Chinese Hamster Ovary (CHO) cells cultures are the major source for producing therapeutic proteins that require post-translational modification. The cell culture process can dramatically influence the cell culture performance, including cell growth, protein yield and quality. In this presentation, we report fluxes under two process conditions that yield different lactic acid profiles.  In one process, the lactic acid production was highest during the growth phase of the cell culture, and decreased as the cell culture progressed. Later, it changed to lactate consumption around mid stationary phase, but then changed to lactate excretion during the death phase. In contrast, the second process had lower lactic acid production during growth phase and complete reutilization during the stationary phase. Fluxes were evaluated for the two processes using ¹³C-MFA using isotopically labeled glucose. The lower lactic acid producing process was found to have lower flux towards the pentose phosphate pathway as compared to higher lactic acid producing process. Further, oxygen uptake profiles and TCA cycle fluxes for the two processes indicated that for the higher lactic acid producing process, the mitochondrial capacity was limited as compared to the glucose uptake.  An untargeted proteomic analysis was also performed to understand the causes of the underlying shifts in these fluxes and lactic acid production profiles. Partial least squares analysis was used to correlate the changes in metabolic proteins to key fluxes and split ratios. Some key proteins were identified that were correlated to the changing flux profiles. For the high lactic acid production process, the changes in the protein profiles related to mitochondrial function (Pyruvate dehydrogenase, alpha- keto dehydrogenase) and ATP production were correlated to the TCA cycle flux and lactic acid production.

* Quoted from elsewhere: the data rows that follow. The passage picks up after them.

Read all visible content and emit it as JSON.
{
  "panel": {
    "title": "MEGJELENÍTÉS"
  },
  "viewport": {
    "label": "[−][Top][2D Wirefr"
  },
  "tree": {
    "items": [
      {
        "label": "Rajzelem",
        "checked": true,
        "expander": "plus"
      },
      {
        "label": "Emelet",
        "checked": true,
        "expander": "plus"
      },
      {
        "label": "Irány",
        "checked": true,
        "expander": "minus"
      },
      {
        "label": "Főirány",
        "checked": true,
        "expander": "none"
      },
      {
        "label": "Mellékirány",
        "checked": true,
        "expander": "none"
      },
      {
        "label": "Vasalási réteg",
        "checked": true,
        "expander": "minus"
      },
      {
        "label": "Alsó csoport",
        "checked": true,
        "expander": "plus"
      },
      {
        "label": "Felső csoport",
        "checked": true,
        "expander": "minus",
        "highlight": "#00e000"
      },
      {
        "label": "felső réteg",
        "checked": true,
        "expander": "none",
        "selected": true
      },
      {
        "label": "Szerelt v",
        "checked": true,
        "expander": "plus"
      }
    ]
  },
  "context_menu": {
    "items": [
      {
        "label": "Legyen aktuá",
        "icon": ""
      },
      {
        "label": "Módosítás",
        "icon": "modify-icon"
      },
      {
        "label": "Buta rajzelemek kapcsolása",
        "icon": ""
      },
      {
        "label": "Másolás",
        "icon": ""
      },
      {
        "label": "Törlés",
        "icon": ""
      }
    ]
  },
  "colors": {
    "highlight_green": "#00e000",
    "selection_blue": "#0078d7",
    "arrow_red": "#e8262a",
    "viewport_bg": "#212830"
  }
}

The lactate dehydrogenase expression pattern was not correlated or had a minor effect on lactic acid production flux, in both processes. This indicated the control of the lactic acid production, was allosteric and dependent on the substrate availability.  Further, for both the processes, proteins that play a role in mitochondrial oxidative stress and oxidative stress in general were found to be correlated to the flux profiles.  This indicated that the proteins that affect redox potential and energy charge of the cells play a role in changing flux profiles over the cell culture.